On 21 May 2014 the Authority wrote to the Department of Health with recommendations to improve the Law Commissions’ draft Regulation of Health and Social Care Professions etc Bill.
Background
The Law Commissions’ simplification review was commissioned in the context of Enabling Excellence (2011), which described the Coalition Government’s policy on the regulation of health and social care professionals. Enabling Excellence stated that regulators should be given ‘greater autonomy… to decide how best to meet their statutory duties.’ Such flexibility would ‘need to be balanced by a commensurate strengthening of their public and parliamentary accountability for their performance’ (paras 3.6 and 3.8).
The Law Commissions’ simplification review and Enabling Excellence are the most recent steps on a long journey of reform of professional regulation.
Important themes of transparency and accountability recur through recent reports into health and care service failings, most notably the Francis Report published in 2013. This report also stressed the need for a common culture across the health and care system that put patients first, ensuring openness, transparency and candour throughout the system about matters of concern, and a proper degree of accountability. Since the Francis Report was published the need to regain and sustain the public’s confidence in regulation has become more urgent and steps are being taken by the government and regulators to do this.

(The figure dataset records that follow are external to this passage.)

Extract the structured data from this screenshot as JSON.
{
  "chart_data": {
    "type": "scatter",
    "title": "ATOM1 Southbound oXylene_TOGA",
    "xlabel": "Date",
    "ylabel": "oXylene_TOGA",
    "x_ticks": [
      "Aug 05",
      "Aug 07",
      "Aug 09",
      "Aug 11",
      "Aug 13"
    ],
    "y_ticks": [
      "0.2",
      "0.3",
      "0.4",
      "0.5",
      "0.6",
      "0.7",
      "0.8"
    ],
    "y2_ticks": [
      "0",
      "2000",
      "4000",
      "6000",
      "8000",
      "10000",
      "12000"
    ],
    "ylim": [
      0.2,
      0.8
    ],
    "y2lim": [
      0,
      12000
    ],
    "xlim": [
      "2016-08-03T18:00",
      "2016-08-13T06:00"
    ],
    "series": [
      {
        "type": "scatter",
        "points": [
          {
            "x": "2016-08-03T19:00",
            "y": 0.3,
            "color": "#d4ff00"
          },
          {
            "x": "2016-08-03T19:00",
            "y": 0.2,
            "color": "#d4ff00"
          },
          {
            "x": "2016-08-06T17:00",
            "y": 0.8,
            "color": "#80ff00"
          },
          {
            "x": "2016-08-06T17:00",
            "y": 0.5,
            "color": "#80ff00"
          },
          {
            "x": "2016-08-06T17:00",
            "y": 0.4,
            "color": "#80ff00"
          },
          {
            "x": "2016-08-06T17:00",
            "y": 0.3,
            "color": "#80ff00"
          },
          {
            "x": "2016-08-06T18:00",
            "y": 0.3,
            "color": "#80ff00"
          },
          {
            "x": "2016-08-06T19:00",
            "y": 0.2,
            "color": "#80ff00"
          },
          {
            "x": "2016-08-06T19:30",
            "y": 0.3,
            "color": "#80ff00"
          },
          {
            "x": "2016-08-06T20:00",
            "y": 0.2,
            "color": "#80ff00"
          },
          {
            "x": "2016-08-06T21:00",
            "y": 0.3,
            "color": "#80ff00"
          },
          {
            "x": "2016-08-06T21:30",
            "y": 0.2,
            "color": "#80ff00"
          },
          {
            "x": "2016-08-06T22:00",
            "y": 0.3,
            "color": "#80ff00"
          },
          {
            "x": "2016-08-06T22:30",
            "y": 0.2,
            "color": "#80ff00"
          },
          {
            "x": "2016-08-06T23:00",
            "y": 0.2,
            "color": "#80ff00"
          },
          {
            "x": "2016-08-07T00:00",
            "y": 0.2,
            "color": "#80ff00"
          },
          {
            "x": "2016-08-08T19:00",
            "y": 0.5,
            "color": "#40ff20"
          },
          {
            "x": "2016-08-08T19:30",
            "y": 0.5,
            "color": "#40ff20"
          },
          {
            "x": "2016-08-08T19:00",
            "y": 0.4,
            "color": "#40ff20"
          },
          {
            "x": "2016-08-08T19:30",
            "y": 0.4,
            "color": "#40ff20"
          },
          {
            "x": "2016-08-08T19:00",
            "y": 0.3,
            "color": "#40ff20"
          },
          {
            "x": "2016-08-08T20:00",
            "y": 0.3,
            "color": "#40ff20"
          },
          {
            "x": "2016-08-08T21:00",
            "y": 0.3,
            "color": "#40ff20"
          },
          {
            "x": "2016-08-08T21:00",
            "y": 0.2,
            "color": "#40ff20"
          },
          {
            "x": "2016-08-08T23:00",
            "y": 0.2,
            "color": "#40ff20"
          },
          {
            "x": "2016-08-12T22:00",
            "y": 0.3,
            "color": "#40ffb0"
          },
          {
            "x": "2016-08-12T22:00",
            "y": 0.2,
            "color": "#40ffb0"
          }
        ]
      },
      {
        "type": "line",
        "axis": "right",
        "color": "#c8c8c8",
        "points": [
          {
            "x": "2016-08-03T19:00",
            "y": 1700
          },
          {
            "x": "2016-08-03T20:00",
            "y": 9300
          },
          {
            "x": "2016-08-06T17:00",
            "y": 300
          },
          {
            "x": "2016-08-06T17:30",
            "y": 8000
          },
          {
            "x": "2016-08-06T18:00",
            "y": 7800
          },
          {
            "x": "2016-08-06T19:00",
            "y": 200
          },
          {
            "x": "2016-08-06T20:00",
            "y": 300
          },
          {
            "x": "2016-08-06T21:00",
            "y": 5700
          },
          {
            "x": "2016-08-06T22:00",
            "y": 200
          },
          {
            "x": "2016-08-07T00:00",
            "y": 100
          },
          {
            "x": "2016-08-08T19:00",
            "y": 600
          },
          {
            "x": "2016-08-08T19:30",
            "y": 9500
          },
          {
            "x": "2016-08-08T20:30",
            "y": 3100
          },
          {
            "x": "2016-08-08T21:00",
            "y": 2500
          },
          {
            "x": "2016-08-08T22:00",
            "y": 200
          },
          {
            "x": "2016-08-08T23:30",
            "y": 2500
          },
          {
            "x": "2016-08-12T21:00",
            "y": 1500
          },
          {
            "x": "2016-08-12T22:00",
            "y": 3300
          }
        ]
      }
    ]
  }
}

The Law Commissions’ simplification review was anticipated in this context, as the long-awaited next step in a programme of modernisation and reform for health professional regulation in the UK and social work professional regulation in England. The terms of reference encompassed the need for greater autonomy and prevailing government policy as outlined in Trust, Assurance and Safety and Enabling Excellence, and the much-needed common legislative framework for the momentum established by those earlier policy statements.
Our recommendations
This paper outlines the Professional Standards Authority’s recommendations to the Department of Health to change the draft bill published by the Law Commissions (April 2014). We make these recommendations in the interests of best practice in regulation, as described by the Better Regulation Executive’s principles of good regulation, right-touch regulation, and the Authority’s standards of good regulation.
Our concerns are prompted by our assessment that the provisions as drafted would not enable consistency in meeting our standards of good regulation and that some of them run counter to good practice. They are informed by the policy context within which the review was commissioned by the Department of Health, which we describe in more detail.
It is our view that these improvements are essential if the revised legislative framework is to accurately reflect government policy and allow flexibility across health and care professional regulation to meet the needs of the future.